Welcome to the Genomics England Research Environment (RE) documentation!
The RE is a virtual desktop accessible through Amazon WorkSpaces (AWS) where you can access and analyse Genomics England data. This getting started section of the documentation has a few guidelines and suggestions to help you get to grips with our environment. Have a look at through the menu on the left to learn more before you get started.
What is the Genomics England Research Environment?¶
The RE is a virtual computer that you access through AWS. It contains all the data for the projects managed by Genomics England and all the tools you can use to access and analyse the data. Data cannot be exported from the RE, you must carry out all your analyses then only export the results.
You can view your domain’s shared folders in the Home directory, which acts as a file explorer within the Research Environment.
Starting your research project¶
You will need to register your project on the Research Registry. You will only be allowed to export data that is associated with a registered project, and that project must have been registered for at least 90 days before you can export anything. Therefore, we recommend registering your project as early as possible.
We have a section of task-based documentation, which gives you links to the documentation you might want to read in order to complete the most common tasks.
Data within the TRE¶
The RE contains all the data from Genomics England. The data files are contained on a read-only file-system that is mounted on both the virtual desktop and the HPC.
You can only export summary data for inclusion within dissertations, theses, reports or publications. Exports must be approved by Genomics England, which is done using the Airlock application.

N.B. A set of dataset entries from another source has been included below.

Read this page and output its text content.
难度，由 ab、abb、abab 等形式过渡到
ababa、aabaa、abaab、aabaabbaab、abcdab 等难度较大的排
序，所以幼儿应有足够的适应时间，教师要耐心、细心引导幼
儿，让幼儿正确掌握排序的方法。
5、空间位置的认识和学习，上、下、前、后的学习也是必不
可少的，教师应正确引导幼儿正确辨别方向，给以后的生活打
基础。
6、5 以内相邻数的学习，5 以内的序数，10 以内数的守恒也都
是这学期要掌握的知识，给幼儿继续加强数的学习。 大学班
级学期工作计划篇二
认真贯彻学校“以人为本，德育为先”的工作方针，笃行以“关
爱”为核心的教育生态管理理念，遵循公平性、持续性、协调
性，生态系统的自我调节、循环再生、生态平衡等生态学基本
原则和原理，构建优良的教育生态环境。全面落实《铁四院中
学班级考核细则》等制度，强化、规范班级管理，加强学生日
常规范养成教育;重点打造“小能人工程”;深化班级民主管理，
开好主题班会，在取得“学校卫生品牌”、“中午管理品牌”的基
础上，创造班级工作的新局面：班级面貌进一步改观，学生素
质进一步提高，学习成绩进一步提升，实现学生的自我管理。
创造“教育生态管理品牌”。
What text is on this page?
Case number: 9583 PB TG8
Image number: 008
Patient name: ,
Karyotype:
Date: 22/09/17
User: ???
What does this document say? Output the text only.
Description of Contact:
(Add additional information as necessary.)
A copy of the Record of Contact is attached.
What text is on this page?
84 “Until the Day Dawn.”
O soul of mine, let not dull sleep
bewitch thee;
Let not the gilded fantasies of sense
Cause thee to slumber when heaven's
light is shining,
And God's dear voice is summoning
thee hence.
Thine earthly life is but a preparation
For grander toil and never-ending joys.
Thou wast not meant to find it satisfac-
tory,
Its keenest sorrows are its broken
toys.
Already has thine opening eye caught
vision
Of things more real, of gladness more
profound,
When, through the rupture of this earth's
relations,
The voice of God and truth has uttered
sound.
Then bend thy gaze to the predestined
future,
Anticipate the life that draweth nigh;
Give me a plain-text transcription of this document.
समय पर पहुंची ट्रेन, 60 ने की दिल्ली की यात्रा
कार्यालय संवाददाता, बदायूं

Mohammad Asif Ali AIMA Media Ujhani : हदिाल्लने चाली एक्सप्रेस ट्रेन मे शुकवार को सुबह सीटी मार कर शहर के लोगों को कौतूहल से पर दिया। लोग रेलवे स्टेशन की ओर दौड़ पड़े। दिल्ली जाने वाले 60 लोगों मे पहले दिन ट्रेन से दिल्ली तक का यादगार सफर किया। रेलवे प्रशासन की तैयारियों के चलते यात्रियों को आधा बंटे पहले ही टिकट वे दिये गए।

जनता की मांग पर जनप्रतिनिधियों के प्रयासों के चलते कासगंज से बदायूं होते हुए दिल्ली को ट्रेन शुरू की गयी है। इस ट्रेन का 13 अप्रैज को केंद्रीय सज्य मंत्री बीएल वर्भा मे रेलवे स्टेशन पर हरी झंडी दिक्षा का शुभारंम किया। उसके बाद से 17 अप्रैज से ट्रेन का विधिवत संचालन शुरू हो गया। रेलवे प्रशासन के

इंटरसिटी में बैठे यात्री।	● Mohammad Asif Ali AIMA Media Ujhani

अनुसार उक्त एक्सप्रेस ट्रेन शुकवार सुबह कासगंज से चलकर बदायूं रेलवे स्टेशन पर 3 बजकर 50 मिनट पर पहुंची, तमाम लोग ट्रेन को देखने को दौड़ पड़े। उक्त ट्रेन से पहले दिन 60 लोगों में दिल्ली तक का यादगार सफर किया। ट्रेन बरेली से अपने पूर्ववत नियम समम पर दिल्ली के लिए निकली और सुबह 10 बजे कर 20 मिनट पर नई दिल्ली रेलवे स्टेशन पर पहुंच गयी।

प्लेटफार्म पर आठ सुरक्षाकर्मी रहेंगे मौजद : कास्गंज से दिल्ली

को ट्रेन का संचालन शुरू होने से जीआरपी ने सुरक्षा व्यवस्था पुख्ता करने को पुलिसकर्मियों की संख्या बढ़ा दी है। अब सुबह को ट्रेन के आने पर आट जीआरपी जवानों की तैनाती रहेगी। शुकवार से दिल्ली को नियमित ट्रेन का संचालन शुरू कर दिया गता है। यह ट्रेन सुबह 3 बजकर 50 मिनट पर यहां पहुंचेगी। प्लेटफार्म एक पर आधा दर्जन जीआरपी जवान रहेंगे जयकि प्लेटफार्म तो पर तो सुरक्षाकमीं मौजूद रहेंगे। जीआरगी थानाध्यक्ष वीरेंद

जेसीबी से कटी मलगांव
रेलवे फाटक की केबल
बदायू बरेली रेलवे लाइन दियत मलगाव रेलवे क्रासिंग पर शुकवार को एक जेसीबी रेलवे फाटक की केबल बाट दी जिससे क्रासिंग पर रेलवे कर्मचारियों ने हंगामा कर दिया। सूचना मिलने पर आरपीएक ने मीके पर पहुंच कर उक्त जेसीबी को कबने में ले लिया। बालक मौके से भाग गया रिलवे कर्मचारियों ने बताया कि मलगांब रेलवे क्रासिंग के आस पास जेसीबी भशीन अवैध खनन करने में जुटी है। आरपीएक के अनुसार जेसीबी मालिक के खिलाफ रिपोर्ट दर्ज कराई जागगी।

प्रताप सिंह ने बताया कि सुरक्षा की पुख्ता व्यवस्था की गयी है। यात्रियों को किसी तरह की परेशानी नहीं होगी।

You can only use data from consented participants for your research. As participants have the right to withdraw consent at any point in time, it is your responsibility to ensure that you are using the most up to date participant list. You must always start new work on the most recent data release, you will then be authorised to continue using that release for the length of your project. Your Airlock export requests may be denied if you use data from participants that have withdrawn their consent.
Structure of the TRE¶
The RE consists of three broad sections: the mounted file system which will contains the genomic data, the virtual desktop and the high performance computing cluster (HPC).
We encourage you to carry out exploratory and development work using the applications available on virtual desktop and then run the full analysis on the HPC which is accessed via the terminal emulator.